Cette maîtrise du métier de tapissier fait la spécificité de l’entreprise au-delà des frontières du Portugal. Le défi de l’artisan façonnant du mobilier, c’est d’être en phase avec les sensibilités d’aujourd’hui, celles du public comme celles que véhiculent les médias. Plutôt que de tenter de révolutionner les formes, les créateurs de la maison réinterprètent des classiques sans les gauchir, comme dans le cas du banc Henry, rappelant entre autres Mies van der Rohe.
Tout comme le modèle de canapé Edward, il incarne la modernité plus récente du design modulable, comme souvent dans le catalogue de cette marque portugaise. De même, le tissu, par sa qualité et la variété de nuances qu’il autorise, n’est jamais considéré comme un détail « décoratif ».
Parce qu’ici la nouvelle équipe du design, dirigée depuis deux ans par les jeunes designers industriels Hélder Costa et José Almeida, travaille main dans la main avec les artisans pour que particuliers et architectes puissent choisir un modèle de mobilier comme un thème à personnaliser.

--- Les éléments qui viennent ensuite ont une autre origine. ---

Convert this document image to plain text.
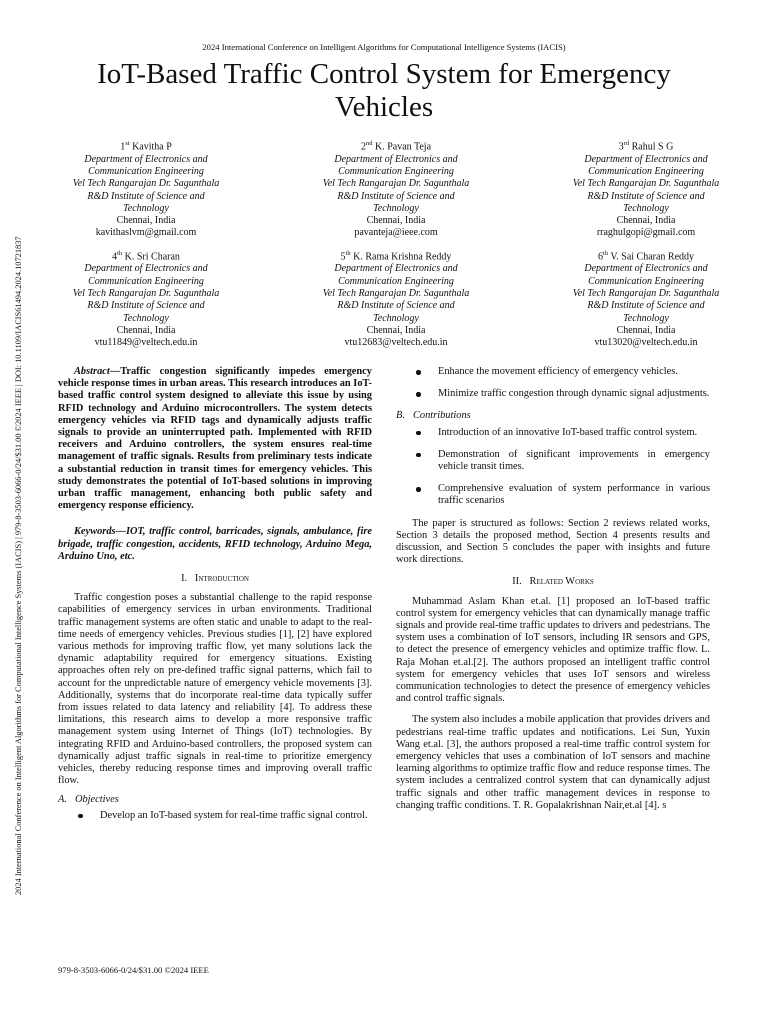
2024 International Conference on Intelligent Algorithms for Computational Intelligence Systems (IACIS)
IoT-Based Traffic Control System for Emergency
Vehicles
2024 International Conference on Intelligent Algorithms for Computational Intelligence Systems (IACIS) | 979-8-3503-6066-0/24/$31.00 ©2024 IEEE | DOI: 10.1109/IACIS61494.2024.10721837
1st Kavitha P
Department of Electronics and
Communication Engineering
Vel Tech Rangarajan Dr. Sagunthala
R&D Institute of Science and
Technology
Chennai, India
kavithaslvm@gmail.com
2nd K. Pavan Teja
Department of Electronics and
Communication Engineering
Vel Tech Rangarajan Dr. Sagunthala
R&D Institute of Science and
Technology
Chennai, India
pavanteja@ieee.com
3rd Rahul S G
Department of Electronics and
Communication Engineering
Vel Tech Rangarajan Dr. Sagunthala
R&D Institute of Science and
Technology
Chennai, India
rraghulgopi@gmail.com
4th K. Sri Charan
Department of Electronics and
Communication Engineering
Vel Tech Rangarajan Dr. Sagunthala
R&D Institute of Science and
Technology
Chennai, India
vtu11849@veltech.edu.in
5th K. Rama Krishna Reddy
Department of Electronics and
Communication Engineering
Vel Tech Rangarajan Dr. Sagunthala
R&D Institute of Science and
Technology
Chennai, India
vtu12683@veltech.edu.in
6th V. Sai Charan Reddy
Department of Electronics and
Communication Engineering
Vel Tech Rangarajan Dr. Sagunthala
R&D Institute of Science and
Technology
Chennai, India
vtu13020@veltech.edu.in

Abstract—Traffic congestion significantly impedes emergency vehicle response times in urban areas. This research introduces an IoT-based traffic control system designed to alleviate this issue by using RFID technology and Arduino microcontrollers. The system detects emergency vehicles via RFID tags and dynamically adjusts traffic signals to provide an uninterrupted path. Implemented with RFID receivers and Arduino controllers, the system ensures real-time management of traffic signals. Results from preliminary tests indicate a substantial reduction in transit times for emergency vehicles. This study demonstrates the potential of IoT-based solutions in improving urban traffic management, enhancing both public safety and emergency response efficiency.

Keywords—IOT, traffic control, barricades, signals, ambulance, fire brigade, traffic congestion, accidents, RFID technology, Arduino Mega, Arduino Uno, etc.

I. Introduction

Traffic congestion poses a substantial challenge to the rapid response capabilities of emergency services in urban environments. Traditional traffic management systems are often static and unable to adapt to the real-time needs of emergency vehicles. Previous studies [1], [2] have explored various methods for improving traffic flow, yet many solutions lack the dynamic adaptability required for emergency situations. Existing approaches often rely on pre-defined traffic signal patterns, which fail to account for the unpredictable nature of emergency vehicle movements [3]. Additionally, systems that do incorporate real-time data typically suffer from issues related to data latency and reliability [4]. To address these limitations, this research aims to develop a more responsive traffic management system using Internet of Things (IoT) technologies. By integrating RFID and Arduino-based controllers, the proposed system can dynamically adjust traffic signals in real-time to prioritize emergency vehicles, thereby reducing response times and improving overall traffic flow.

A. Objectives
Develop an IoT-based system for real-time traffic signal control.
Enhance the movement efficiency of emergency vehicles.
Minimize traffic congestion through dynamic signal adjustments.
B. Contributions
Introduction of an innovative IoT-based traffic control system.
Demonstration of significant improvements in emergency vehicle transit times.
Comprehensive evaluation of system performance in various traffic scenarios

The paper is structured as follows: Section 2 reviews related works, Section 3 details the proposed method, Section 4 presents results and discussion, and Section 5 concludes the paper with insights and future work directions.

II. Related Works

Muhammad Aslam Khan et.al. [1] proposed an IoT-based traffic control system for emergency vehicles that can dynamically manage traffic signals and provide real-time traffic updates to drivers and pedestrians. The system uses a combination of IoT sensors, including IR sensors and GPS, to detect the presence of emergency vehicles and optimize traffic flow. L. Raja Mohan et.al.[2]. The authors proposed an intelligent traffic control system for emergency vehicles that uses IoT sensors and wireless communication technologies to detect the presence of emergency vehicles and control traffic signals.

The system also includes a mobile application that provides drivers and pedestrians real-time traffic updates and notifications. Lei Sun, Yuxin Wang et.al. [3], the authors proposed a real-time traffic control system for emergency vehicles that uses a combination of IoT sensors and machine learning algorithms to optimize traffic flow and reduce response times. The system includes a centralized control system that can dynamically adjust traffic signals and other traffic management devices in response to changing traffic conditions. T. R. Gopalakrishnan Nair,et.al [4]. s

979-8-3503-6066-0/24/$31.00 ©2024 IEEE
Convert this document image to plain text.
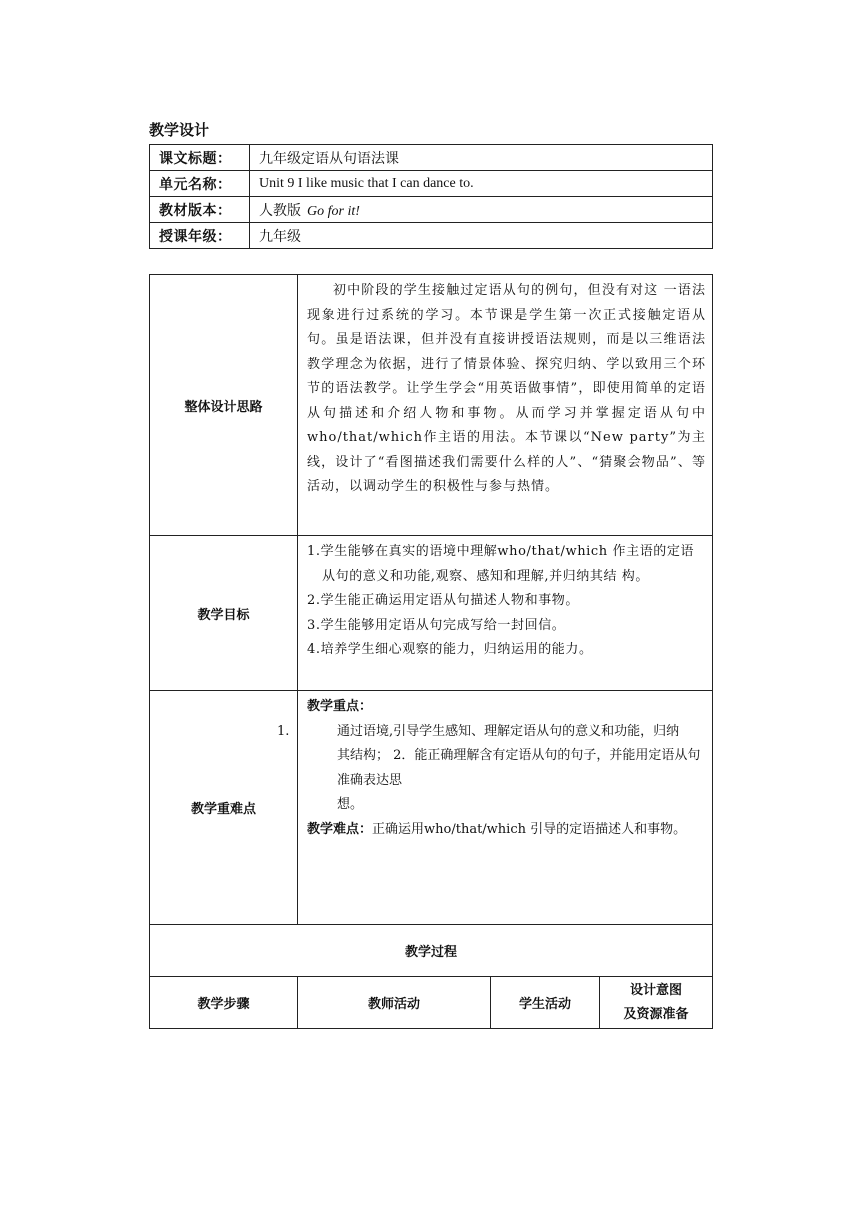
教学设计
课文标题：	九年级定语从句语法课
单元名称：	Unit 9 I like music that I can dance to.
教材版本：	人教版 Go for it!
授课年级：	九年级
整体设计思路	初中阶段的学生接触过定语从句的例句，但没有对这 一语法现象进行过系统的学习。本节课是学生第一次正式接触定语从句。虽是语法课，但并没有直接讲授语法规则，而是以三维语法教学理念为依据，进行了情景体验、探究归纳、学以致用三个环节的语法教学。让学生学会“用英语做事情”，即使用简单的定语从句描述和介绍人物和事物。从而学习并掌握定语从句中who/that/which作主语的用法。本节课以“New party”为主线，设计了“看图描述我们需要什么样的人”、“猜聚会物品”、等活动，以调动学生的积极性与参与热情。		

教学目标	1.学生能够在真实的语境中理解who/that/which 作主语的定语从句的意义和功能,观察、感知和理解,并归纳其结 构。

2.学生能正确运用定语从句描述人物和事物。

3.学生能够用定语从句完成写给一封回信。

4.培养学生细心观察的能力，归纳运用的能力。		

教学重难点	教学重点：

1. 通过语境,引导学生感知、理解定语从句的意义和功能，归纳

其结构； 2．能正确理解含有定语从句的句子，并能用定语从句准确表达思

想。

教学难点：正确运用who/that/which 引导的定语描述人和事物。		

教学过程			
教学步骤	教师活动	学生活动	设计意图
及资源准备
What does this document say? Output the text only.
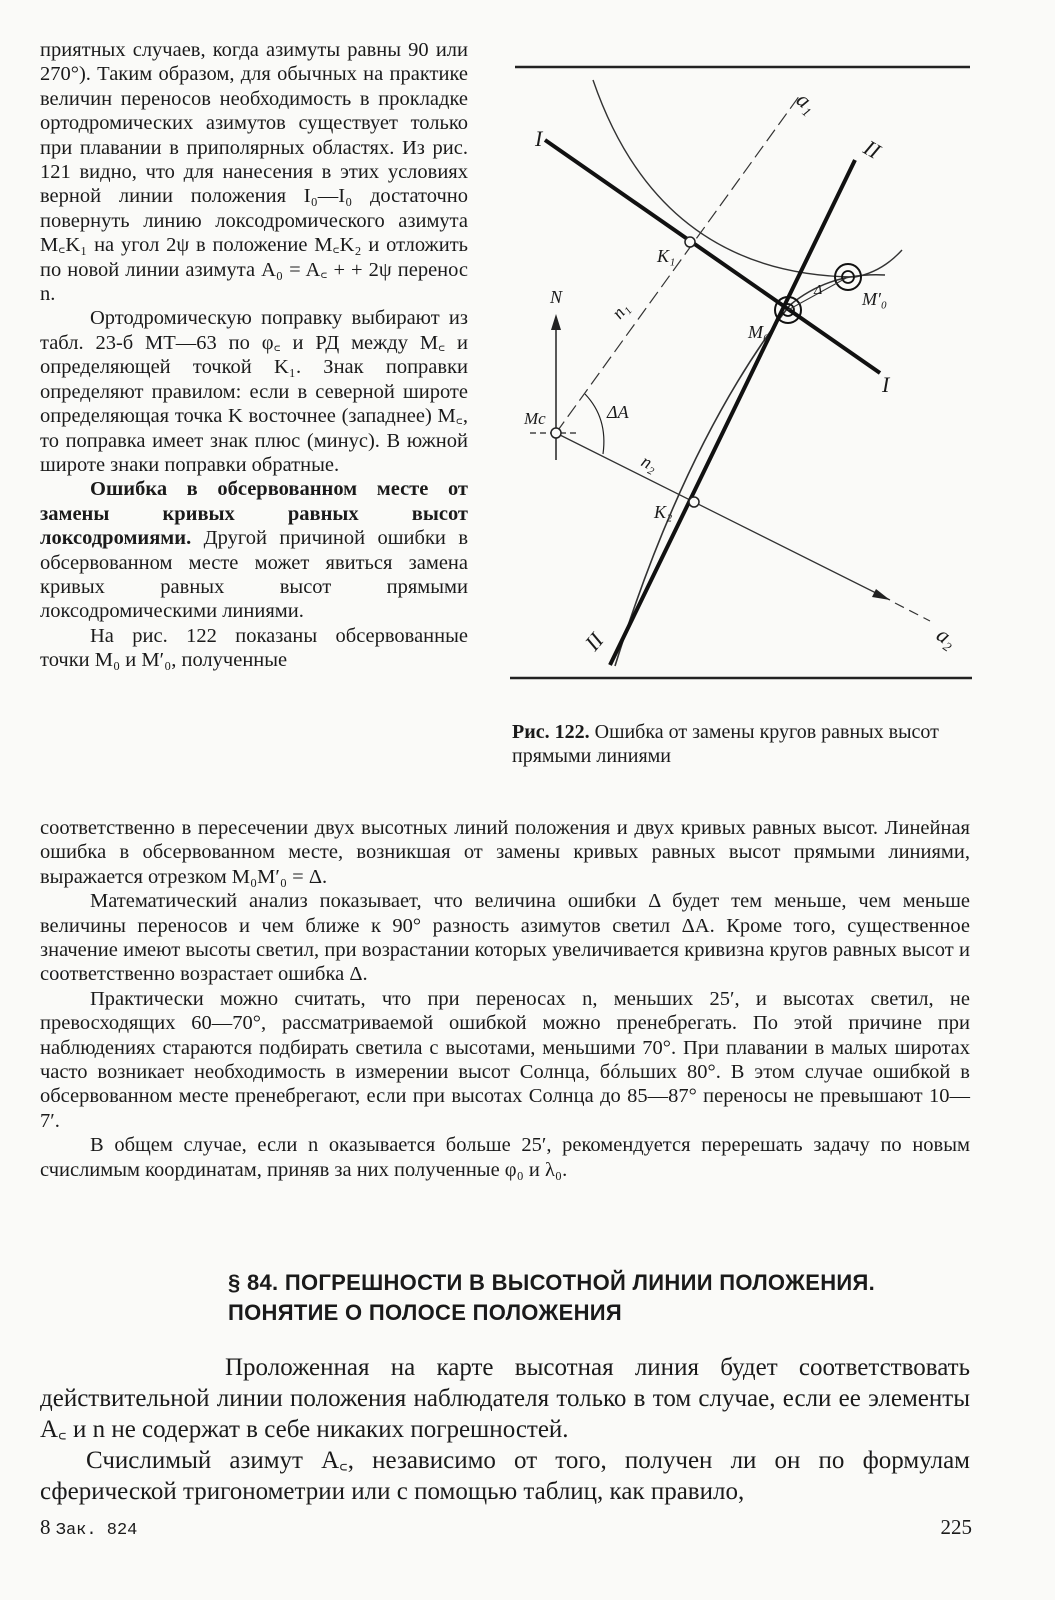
приятных случаев, когда азимуты равны 90 или 270°). Таким образом, для обычных на практике величин переносов необходимость в прокладке ортодромических азимутов существует только при плавании в приполярных областях. Из рис. 121 видно, что для нанесения в этих условиях верной линии положения I₀—I₀ достаточно повернуть линию локсодромического азимута M꜀K₁ на угол 2ψ в положение M꜀K₂ и отложить по новой линии азимута A₀ = A꜀ + + 2ψ перенос n.

Ортодромическую поправку выбирают из табл. 23-б МТ—63 по φ꜀ и РД между M꜀ и определяющей точкой K₁. Знак поправки определяют правилом: если в северной широте определяющая точка K восточнее (западнее) M꜀, то поправка имеет знак плюс (минус). В южной широте знаки поправки обратные.

Ошибка в обсервованном месте от замены кривых равных высот локсодромиями. Другой причиной ошибки в обсервованном месте может явиться замена кривых равных высот прямыми локсодромическими линиями.

На рис. 122 показаны обсервованные точки M₀ и M′₀, полученные

a₁
I
I
II
II
K₁
K₂
N
n₁
n₂
Mc
M₀
M′₀
Δ
ΔA
a₂
Рис. 122. Ошибка от замены кругов равных высот прямыми линиями

соответственно в пересечении двух высотных линий положения и двух кривых равных высот. Линейная ошибка в обсервованном месте, возникшая от замены кривых равных высот прямыми линиями, выражается отрезком M₀M′₀ = Δ.

Математический анализ показывает, что величина ошибки Δ будет тем меньше, чем меньше величины переносов и чем ближе к 90° разность азимутов светил ΔA. Кроме того, существенное значение имеют высоты светил, при возрастании которых увеличивается кривизна кругов равных высот и соответственно возрастает ошибка Δ.

Практически можно считать, что при переносах n, меньших 25′, и высотах светил, не превосходящих 60—70°, рассматриваемой ошибкой можно пренебрегать. По этой причине при наблюдениях стараются подбирать светила с высотами, меньшими 70°. При плавании в малых широтах часто возникает необходимость в измерении высот Солнца, бóльших 80°. В этом случае ошибкой в обсервованном месте пренебрегают, если при высотах Солнца до 85—87° переносы не превышают 10—7′.

В общем случае, если n оказывается больше 25′, рекомендуется перерешать задачу по новым счислимым координатам, приняв за них полученные φ₀ и λ₀.

§ 84. ПОГРЕШНОСТИ В ВЫСОТНОЙ ЛИНИИ ПОЛОЖЕНИЯ.
ПОНЯТИЕ О ПОЛОСЕ ПОЛОЖЕНИЯ

Проложенная на карте высотная линия будет соответствовать действительной линии положения наблюдателя только в том случае, если ее элементы A꜀ и n не содержат в себе никаких погрешностей.

Счислимый азимут A꜀, независимо от того, получен ли он по формулам сферической тригонометрии или с помощью таблиц, как правило,

8 Зак. 824	225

Domkapa prend ainsi à bras le corps la question du sur-mesure. Un certain classicisme, mais bien fait, de bon ton et sans ennui. — G.-C.A.
10 – Wewood, l’ébénisterie remise au goût du jour
Installée dans le nord du pays, berceau des marques portugaises de l’ameublement, la petite menuiserie familiale est née en 1964. Devenue en 2012 Wewood – Portuguese Joinery, la marque, positionnée sur un secteur haut de gamme, développe ses savoir-faire ancestraux autour du bois.
Avec la complicité de designers internationaux et portugais (Pierre Dubourg, Leonhard Pfeifer, Christian Haas, Gonçalo Campos…), elle édite du mobilier fabriqué en petites séries, au design intemporel mettant en valeur la qualité de l’artisanat portugais. Et, par intemporel, on peut aussi entendre tout à fait contemporain, à l’image du meuble TV Radio, une solution astucieuse au style a priori rétro, mais dont les portes coulissantes perforées cachent tout l’aménagement nécessaire pour les appareils multimédias actuels.
Si Wewood met l’accent sur les techniques de menuiserie anciennes (voir le sculptural buffet Scarpa en bois massif), c’est pour mieux démontrer combien elles peuvent s’accorder avec une esthétique séduisante et non passéiste.
L’entreprise conjugue modernité et tradition (et l’expression, galvaudée, reprend ici tout son sens) en valorisant la quintessence de l’ébénisterie. En témoigne cette pièce exceptionnelle, Contador, un buffet à tiroirs réalisé pour les 10 ans de la marque. — A.S.